Iran can resume 20 percent uranium enrichment within two days using new enrichment machines the country has developed, the spokesman of the Atomic Energy Organization of Iran (AEOI) has said. Behrouz Kamalvandi further warned that if the Trump administration cancels the 2015 nuclear agreement, Tehran will further enhance the scope of its nuclear enrichment capabilities.

“If we want to do 20 percent enrichment, we can do so in less than 48 hours. Using our new machines, we can increase the speed of enrichment,” he was quoted by Iranian media outlets as saying. Kamalvandi also rejected Washington’s demand that restrictions on Iran’s nuclear enrichment enshrined in the nuclear accord should be made permanent. “It will remain a dream for America,” he added. Furthermore, he said that building nuclear reactors for ships is also now on the government’s agenda.

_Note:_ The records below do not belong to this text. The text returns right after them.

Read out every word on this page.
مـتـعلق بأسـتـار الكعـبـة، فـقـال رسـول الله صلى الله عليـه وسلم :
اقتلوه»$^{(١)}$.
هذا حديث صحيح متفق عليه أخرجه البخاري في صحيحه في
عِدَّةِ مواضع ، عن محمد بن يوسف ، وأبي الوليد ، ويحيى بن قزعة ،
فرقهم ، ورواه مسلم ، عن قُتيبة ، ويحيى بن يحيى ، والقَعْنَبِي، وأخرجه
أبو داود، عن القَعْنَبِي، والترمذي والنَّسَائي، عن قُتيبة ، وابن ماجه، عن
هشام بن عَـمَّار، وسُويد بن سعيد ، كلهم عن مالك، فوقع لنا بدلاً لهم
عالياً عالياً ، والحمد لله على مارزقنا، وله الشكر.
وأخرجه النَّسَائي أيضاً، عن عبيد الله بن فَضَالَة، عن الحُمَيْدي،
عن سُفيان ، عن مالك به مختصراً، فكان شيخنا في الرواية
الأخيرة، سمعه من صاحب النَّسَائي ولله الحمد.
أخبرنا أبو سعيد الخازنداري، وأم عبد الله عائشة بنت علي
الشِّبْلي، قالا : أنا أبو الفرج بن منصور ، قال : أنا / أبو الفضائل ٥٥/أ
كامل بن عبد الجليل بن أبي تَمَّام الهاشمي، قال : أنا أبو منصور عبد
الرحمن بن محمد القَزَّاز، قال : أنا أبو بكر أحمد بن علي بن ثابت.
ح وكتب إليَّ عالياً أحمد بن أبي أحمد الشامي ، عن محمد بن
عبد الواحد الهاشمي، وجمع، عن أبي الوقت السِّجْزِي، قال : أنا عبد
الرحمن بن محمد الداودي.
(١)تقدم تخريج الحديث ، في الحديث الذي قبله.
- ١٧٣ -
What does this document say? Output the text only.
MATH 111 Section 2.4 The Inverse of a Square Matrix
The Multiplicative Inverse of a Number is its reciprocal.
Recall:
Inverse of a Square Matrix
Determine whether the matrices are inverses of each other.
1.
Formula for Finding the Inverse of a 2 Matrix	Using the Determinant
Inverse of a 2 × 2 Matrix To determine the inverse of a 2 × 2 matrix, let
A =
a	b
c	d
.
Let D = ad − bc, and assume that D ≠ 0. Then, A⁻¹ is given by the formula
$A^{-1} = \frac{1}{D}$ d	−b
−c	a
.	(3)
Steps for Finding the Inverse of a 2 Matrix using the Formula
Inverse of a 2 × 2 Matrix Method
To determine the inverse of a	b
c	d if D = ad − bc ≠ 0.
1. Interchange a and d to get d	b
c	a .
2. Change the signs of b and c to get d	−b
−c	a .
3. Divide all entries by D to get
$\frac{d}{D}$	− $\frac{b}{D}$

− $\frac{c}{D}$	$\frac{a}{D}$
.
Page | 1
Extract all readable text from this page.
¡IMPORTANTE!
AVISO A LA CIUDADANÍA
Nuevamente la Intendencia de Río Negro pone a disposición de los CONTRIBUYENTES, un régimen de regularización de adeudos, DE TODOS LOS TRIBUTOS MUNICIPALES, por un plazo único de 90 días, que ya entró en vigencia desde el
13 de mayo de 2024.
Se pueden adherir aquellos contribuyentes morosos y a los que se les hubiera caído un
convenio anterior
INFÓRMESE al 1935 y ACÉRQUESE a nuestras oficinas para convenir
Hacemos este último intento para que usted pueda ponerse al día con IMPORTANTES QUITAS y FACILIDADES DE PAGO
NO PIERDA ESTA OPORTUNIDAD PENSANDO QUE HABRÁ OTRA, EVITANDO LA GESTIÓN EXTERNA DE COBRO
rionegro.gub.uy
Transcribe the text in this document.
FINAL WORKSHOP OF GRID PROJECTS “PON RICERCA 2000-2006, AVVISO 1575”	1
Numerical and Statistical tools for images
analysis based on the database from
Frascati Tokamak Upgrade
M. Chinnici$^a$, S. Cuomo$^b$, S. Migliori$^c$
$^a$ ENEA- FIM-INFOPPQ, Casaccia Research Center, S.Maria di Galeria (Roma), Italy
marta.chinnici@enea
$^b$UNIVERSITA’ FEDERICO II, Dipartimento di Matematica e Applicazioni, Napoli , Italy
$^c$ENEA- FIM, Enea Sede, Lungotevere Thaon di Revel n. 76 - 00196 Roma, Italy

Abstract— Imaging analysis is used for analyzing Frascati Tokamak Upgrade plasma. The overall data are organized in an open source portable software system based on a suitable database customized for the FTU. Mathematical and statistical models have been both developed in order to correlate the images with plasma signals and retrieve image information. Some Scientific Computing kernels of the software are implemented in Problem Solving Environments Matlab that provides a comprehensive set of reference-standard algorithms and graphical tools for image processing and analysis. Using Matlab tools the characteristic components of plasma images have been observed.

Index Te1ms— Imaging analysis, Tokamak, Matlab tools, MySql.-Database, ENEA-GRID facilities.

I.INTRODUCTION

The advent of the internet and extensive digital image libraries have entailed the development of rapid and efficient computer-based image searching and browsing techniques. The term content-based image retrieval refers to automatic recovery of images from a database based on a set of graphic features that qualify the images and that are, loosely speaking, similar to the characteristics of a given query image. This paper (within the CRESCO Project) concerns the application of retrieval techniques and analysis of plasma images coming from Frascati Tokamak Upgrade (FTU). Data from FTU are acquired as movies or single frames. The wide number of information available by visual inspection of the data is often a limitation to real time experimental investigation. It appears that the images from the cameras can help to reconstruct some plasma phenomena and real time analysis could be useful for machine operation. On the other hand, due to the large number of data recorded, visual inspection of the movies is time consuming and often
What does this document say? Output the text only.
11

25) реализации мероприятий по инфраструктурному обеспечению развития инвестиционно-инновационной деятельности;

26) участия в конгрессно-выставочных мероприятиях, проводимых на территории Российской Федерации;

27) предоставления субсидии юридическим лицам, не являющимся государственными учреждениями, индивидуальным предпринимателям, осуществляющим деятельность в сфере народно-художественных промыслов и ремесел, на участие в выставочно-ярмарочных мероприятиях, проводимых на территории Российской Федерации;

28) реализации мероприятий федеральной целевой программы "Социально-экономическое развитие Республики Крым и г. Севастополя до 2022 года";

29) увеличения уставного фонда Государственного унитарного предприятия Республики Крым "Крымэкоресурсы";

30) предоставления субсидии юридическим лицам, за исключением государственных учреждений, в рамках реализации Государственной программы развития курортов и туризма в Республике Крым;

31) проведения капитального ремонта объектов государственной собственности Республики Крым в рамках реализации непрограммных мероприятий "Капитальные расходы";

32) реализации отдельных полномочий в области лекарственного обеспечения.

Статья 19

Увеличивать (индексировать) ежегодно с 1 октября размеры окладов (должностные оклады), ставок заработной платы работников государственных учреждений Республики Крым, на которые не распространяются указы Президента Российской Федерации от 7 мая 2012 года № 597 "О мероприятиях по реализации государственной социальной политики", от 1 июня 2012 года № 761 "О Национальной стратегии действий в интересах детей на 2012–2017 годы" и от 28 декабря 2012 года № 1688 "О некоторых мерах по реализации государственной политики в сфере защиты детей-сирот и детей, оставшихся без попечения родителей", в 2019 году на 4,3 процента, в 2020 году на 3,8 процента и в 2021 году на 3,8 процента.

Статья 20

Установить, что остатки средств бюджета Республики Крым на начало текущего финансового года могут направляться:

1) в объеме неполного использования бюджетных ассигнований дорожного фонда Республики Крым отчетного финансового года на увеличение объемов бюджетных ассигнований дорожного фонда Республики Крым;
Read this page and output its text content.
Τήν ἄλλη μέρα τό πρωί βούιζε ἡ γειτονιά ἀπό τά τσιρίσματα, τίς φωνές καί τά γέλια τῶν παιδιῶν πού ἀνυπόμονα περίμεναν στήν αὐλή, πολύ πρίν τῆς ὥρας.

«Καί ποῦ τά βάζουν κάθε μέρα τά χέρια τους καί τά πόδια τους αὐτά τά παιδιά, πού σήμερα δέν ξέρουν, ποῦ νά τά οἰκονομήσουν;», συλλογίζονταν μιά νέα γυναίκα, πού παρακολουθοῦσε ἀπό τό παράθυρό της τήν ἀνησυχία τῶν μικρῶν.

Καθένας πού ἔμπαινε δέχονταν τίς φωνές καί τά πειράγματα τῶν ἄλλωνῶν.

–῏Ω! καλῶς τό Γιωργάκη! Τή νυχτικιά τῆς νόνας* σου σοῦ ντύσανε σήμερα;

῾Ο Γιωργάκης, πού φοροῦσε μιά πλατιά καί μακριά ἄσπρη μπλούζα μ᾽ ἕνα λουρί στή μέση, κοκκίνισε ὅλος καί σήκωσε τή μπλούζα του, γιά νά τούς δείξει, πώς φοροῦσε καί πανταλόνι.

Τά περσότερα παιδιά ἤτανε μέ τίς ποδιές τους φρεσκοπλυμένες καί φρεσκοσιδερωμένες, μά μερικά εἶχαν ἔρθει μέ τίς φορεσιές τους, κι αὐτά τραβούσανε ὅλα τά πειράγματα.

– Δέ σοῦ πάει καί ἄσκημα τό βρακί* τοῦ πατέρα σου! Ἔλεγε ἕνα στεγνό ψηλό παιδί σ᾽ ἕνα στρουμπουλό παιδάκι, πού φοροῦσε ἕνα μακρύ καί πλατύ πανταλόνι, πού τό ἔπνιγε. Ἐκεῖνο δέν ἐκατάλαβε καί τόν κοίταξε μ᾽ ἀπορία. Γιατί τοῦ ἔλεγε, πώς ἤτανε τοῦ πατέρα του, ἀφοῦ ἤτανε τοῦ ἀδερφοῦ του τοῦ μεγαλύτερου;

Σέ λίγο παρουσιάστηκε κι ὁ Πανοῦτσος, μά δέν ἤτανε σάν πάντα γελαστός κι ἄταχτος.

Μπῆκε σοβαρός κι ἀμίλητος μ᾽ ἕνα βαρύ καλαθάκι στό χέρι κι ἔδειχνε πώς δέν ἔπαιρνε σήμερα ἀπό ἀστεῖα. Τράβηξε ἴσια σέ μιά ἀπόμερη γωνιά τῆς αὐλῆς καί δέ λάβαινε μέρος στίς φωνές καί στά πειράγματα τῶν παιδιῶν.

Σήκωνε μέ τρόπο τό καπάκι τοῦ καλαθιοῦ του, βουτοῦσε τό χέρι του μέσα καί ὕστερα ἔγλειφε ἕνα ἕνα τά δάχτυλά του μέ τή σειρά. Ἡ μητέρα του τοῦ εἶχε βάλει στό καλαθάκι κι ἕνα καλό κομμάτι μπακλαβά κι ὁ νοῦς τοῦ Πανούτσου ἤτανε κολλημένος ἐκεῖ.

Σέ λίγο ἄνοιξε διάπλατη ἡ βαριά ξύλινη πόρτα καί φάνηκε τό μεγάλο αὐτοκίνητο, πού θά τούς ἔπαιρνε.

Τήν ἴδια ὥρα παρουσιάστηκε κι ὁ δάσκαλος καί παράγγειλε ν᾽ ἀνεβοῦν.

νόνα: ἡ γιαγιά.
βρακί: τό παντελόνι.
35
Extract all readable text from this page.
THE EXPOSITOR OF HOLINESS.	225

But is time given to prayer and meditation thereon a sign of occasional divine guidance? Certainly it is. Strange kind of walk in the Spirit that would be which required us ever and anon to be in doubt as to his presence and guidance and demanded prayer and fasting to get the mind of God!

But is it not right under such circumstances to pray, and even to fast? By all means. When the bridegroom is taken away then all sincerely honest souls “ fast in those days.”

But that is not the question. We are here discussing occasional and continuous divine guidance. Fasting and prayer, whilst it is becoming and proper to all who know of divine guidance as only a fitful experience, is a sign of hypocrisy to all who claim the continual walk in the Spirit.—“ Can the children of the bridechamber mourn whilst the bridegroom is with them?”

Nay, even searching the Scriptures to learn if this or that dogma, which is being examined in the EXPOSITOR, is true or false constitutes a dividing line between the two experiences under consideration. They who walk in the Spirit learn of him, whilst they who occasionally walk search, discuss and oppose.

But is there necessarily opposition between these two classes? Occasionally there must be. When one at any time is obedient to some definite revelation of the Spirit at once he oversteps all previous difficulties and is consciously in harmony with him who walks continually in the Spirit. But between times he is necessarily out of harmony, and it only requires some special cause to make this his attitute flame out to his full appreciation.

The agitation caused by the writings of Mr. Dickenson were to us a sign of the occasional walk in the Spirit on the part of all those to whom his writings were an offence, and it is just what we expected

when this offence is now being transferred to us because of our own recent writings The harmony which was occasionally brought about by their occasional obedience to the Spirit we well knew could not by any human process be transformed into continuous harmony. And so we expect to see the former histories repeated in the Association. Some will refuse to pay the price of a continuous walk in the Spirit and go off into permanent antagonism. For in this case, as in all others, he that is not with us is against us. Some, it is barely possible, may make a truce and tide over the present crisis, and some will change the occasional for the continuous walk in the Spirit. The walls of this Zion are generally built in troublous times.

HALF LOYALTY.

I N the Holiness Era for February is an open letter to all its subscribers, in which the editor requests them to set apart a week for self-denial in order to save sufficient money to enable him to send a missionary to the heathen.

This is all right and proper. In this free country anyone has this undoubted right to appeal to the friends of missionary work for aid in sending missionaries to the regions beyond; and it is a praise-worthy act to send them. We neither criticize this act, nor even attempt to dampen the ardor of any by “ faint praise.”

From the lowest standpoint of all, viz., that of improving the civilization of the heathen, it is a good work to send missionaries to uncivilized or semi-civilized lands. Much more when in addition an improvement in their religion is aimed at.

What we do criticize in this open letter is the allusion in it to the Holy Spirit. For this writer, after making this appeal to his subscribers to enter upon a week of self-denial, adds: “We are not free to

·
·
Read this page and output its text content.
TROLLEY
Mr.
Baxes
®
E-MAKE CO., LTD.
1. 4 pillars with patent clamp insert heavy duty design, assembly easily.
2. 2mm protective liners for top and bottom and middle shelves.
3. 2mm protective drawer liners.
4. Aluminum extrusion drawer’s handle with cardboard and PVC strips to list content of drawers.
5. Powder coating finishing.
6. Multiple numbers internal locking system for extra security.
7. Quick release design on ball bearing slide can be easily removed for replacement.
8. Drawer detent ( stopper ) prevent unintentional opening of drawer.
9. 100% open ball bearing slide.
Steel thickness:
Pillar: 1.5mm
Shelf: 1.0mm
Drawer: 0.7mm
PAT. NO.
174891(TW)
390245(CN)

The AEOI spokesman played down the Trump administration’s threat to abandon the deal, reasoning that Washington would have already walked away from it if it afforded to do so.

Comment: It is not the first time that Iranian officials threaten to resume high-level enrichment if Washington cancels the deal. President Hassan Rouhani and AEOI Head Ali Akbar Salehi have made similar remarks in the past – emphasizing that Tehran has maintained its capability to resume 20 percent enrichment if the deal falls apart. “They were insisting we shut down Fordo,” Salehi said last year, adding that preserving such a capability has significant messages both in technical and professional terms. “America’s new statesmen should know that the failed experience of sanction and coercion brought their previous administrations to the negotiating table. If they are inclined to repeat that experience, we will return to a more advanced situation than the pre-negotiation one – not in a matter of weeks and months, but within hours and days,” Rouhani said in a speech to the Iranian Parliament as he was introducing his new cabinet nominees last August.

The rising tension between Washington and Tehran over the latter’s ballistic missile activity and destabilizing role in the region has put the future of the Iran nuclear deal in serious doubt. In January, President Trump continued sanctions waiver for Iran as part of the nuclear deal, but warned that he would not do when the deadline approaches in the next four months unless European countries and US Congress “fix” the deal’s loopholes. Curbing Iran’s ballistic missile program, making restrictions on Iran’s enrichment activities permanent, allowing international inspectors to visit Iran’s military sites, and restraining Tehran’s growing influence in the region were Trump’s key demands. Tehran has rejected talks over any of these issues.

Iran’s work on the development of nuclear-powered ships, as the AEOI’s spokesman noted, is set to create another tension between Tehran and Washington.